Yapı Kredi Kültür Sanat Yayıncılık, İstanbul Fransız Kültür Merkezi ve Paris Güzel Sanatlar Akademisi işbirliği ile düzenlenen “Jules Laurens’ın Türkiye Yolculuğu” Sergisi dolayısıyla hazırlanmış olan bir kitapta “Harput” ve “Keban” bölümlerinden Keban’la ilgili kısmı geçen hafta yazmıştım.

Jules Laurens adlı genç Fransız ressamın kitabındaki bir öteki bölüm de Harput.

Laurens, Harput’la ilgili değerli bilgiler ve çizimleriyle de  günümüze ışık saçmış.

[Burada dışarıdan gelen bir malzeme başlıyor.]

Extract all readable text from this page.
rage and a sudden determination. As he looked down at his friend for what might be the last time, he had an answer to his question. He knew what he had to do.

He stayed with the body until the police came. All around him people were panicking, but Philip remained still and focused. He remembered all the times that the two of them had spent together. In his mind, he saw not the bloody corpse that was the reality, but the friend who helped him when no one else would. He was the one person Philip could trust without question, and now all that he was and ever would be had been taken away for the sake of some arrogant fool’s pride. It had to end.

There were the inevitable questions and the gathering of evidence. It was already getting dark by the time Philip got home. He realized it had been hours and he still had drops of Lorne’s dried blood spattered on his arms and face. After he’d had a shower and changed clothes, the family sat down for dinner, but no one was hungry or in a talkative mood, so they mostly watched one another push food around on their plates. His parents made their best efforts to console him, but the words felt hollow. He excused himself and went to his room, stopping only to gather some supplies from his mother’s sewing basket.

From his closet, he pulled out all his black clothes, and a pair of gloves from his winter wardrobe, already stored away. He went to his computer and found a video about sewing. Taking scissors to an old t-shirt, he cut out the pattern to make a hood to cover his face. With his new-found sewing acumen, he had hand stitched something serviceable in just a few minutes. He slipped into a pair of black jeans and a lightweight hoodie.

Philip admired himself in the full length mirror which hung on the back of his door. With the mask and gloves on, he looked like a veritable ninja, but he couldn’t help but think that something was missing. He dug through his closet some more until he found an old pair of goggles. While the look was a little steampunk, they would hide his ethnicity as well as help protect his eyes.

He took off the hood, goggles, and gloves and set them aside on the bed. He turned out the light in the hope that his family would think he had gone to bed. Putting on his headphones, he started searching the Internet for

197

Geçen yazıda belirttiğim gibi, bu çizimlerdeki en önemli ve belgesel nitelik kazanmasını sağlayan özellikler, sanatçının hızlı ve doğru eskiz yapabilme yeteneğini yalın, açık, abartısız ve yorumsuz görüntülere dönüştürebilmesidir.

Sergide Harput ile ilgili dört çizim yer almış, bu çizimlerde konaklar, konut dokuları, meydan- sokak gibi dolaşım alanları ve kentin donanım öğelerini de göstermesi açısından kentsel tarih için çok ilginç bir kaynak belgedir.

Laurens’in çizimlerinde Harput konutlarının yapısal özelliklerini yansıttığını, Ahşap karkas içine kerpiç dolgu duvarlar, mermer silindirle düzeltilen çatılar ve yazları damlara taşınan günlük yaşamı görüyoruz.

Yine, İç Kale’de bulunan, sivri kemerli revaklı bir avlunun bir kenarında yer alan üç katlı bakımsız konak, Laurens’in Karadeniz bölgesinde gördüğü o çok önemli ayan konaklarından sonra kendisinde biraz düş kırıklığı yaratmış olmalıdır.

Laurens’in etnografik bir envanter oluşturmak istermişçesine rastladığı günlük kullanımdaki ev eşyasını da tüm çizimlerindeki duyarlı ve tutarlı bir ilgiyle belgelemiş, toprak testilerde bile değişik formları aramış bulmuş, bunlarda beşi çizimde yer almış. Ahşap ev eşyası arasında nakışlı, boyalı küçük bir tabure de var. Bunları da daha sonraki yazılarda sunmak istiyorum.

“ESKİ HARPUT’UN GÖRÜNÜMÜ

Murat Irmağı Vadisi’nin aşağı kısmına açılan ‘Ulu Ova’nın kuzeyindeki tepelere kurulan ‘Harput’un Urartu-Hitit uygarlıkları sınırındaki eski bir yerleşme olduğu bilinir. Adının “Taşkale” anlamına gelen “Harbererd” sözcüğünden kaynaklandığı ileri sürülen Harput’ta De Hell, 3000 Türk, 350 Ermeni hanesi olduğunu, hiç Rum bulunmadığını bildirmekte. Tanzimat döneminde 4. Ordunun da merkezi oluşu burasını önemli bir askerî garnizon kenti yapmaktadır.

 

İç Kale, Ulu Ova’ya bakan kayalar üzerinde kurulmuştur. Hangi dönemde yapıldığı bilinmese de, Harput’un egemen olan güçlerce defalarca onarıldığı belgelenmiştir.

Lauren çiziminde De Hell’in: ‘’Bütün Arap masallarında anlatılan gizemli doğu kentinin gerçek bir örneği” olarak tanımladığı kenti tüm özellikleriyle yansıtabilmiş.

 

‘’Kentin altında uçsuz bucaksız Ulu Ova, düz damlı birer küçük kale görünümündeki kerpiç Harput evleri, dar sokaklar, dik bayırlar, pek yeşilliği olmayan kent dokusu içindeki iki cami”

Bu yazımızın konusunu oluşturan Jules Laurens imzalı resmin sol altında Fransızca olarak “Harput, 2 Ekim 1847” yazmakta.